I have some good news and some bad news about caterpillars. First for the good news: gypsy moth caterpillars have practically finished feeding, and forest tent caterpillars are finished as well (eastern tent caterpillars finished several weeks ago). Many gypsy moth caterpillars have died from the two diseases that typically keep gypsy moth populations under control, the fungal disease Entomophaga maimaiga, and the viral disease NPV, a nucleopolyhedrosis virus.
The bad news is many gypsy moth caterpillars have survived and started pupating. This May and June have been incredibly (painfully) dry again and both gypsy moth diseases require high humidity to spread from caterpillar to caterpillar.

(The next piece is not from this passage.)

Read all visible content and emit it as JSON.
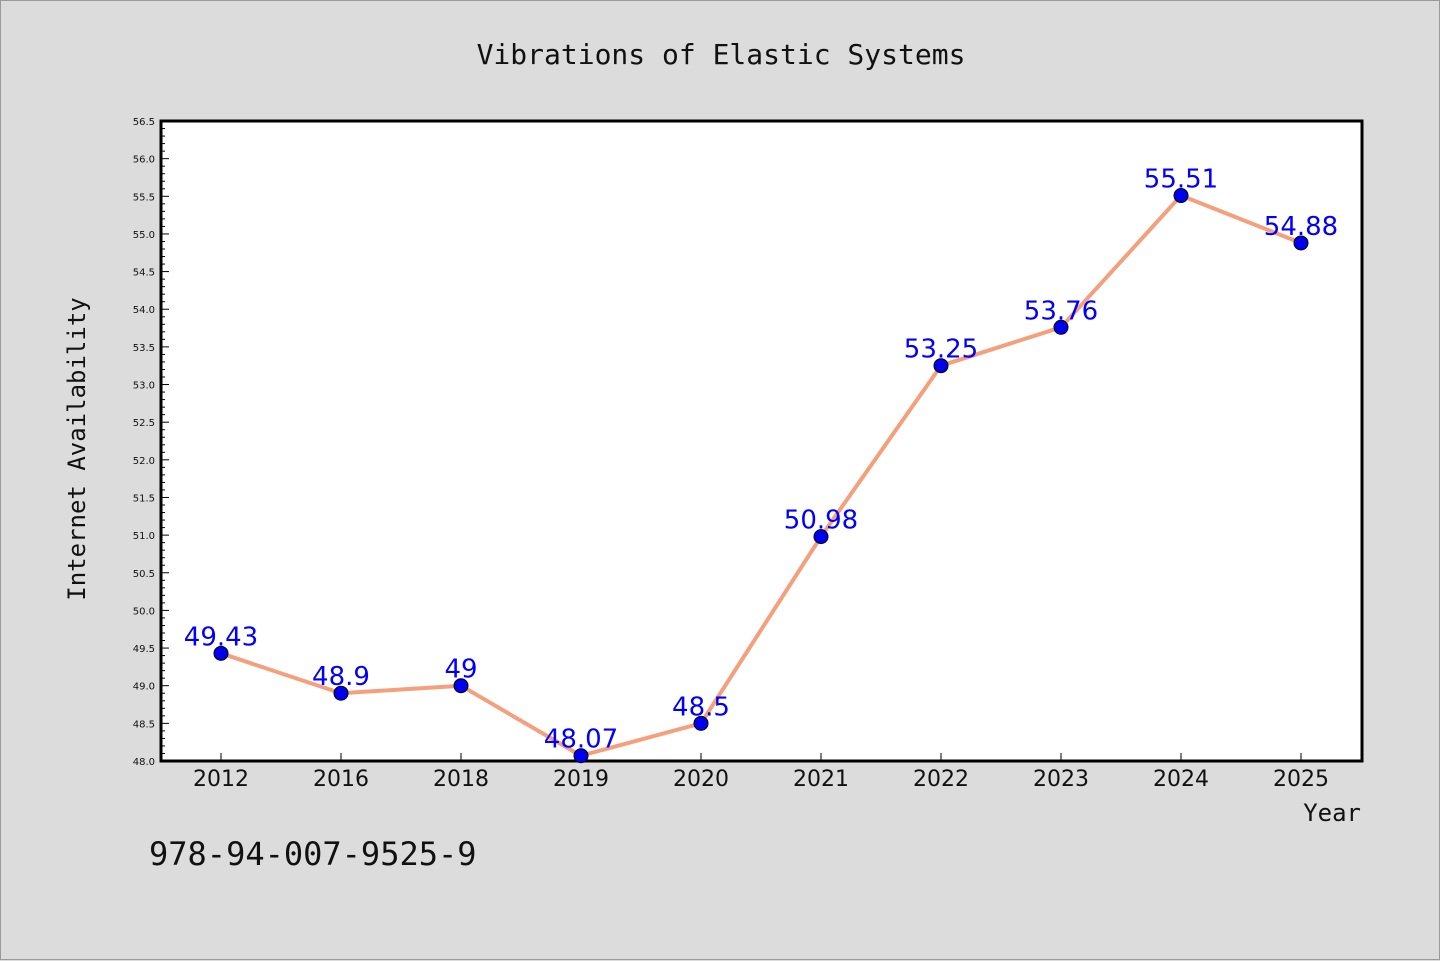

In a couple of weeks gypsy moths will emerge to lay egg masses which will hatch next spring.
What can you do now? Look on tree trunks and destroy gypsy moth pupae and caterpillars that are covering themselves in silk. Look at the pictures to see the difference between healthy caterpillars and ones that have died from diseases.
Some areas of Rhode Island were heavily infested with forest tent caterpillars this spring (not to be confused with eastern tent caterpillars that make visible tents). Right now forest tent caterpillars are cocoons folded inside leaves or pine needles. If you saw forest tent caterpillars at your property this spring, I suggest you prune out as many forest tent caterpillar cocoons as you can. See attached pictures.
2016 has been quite a year for caterpillars!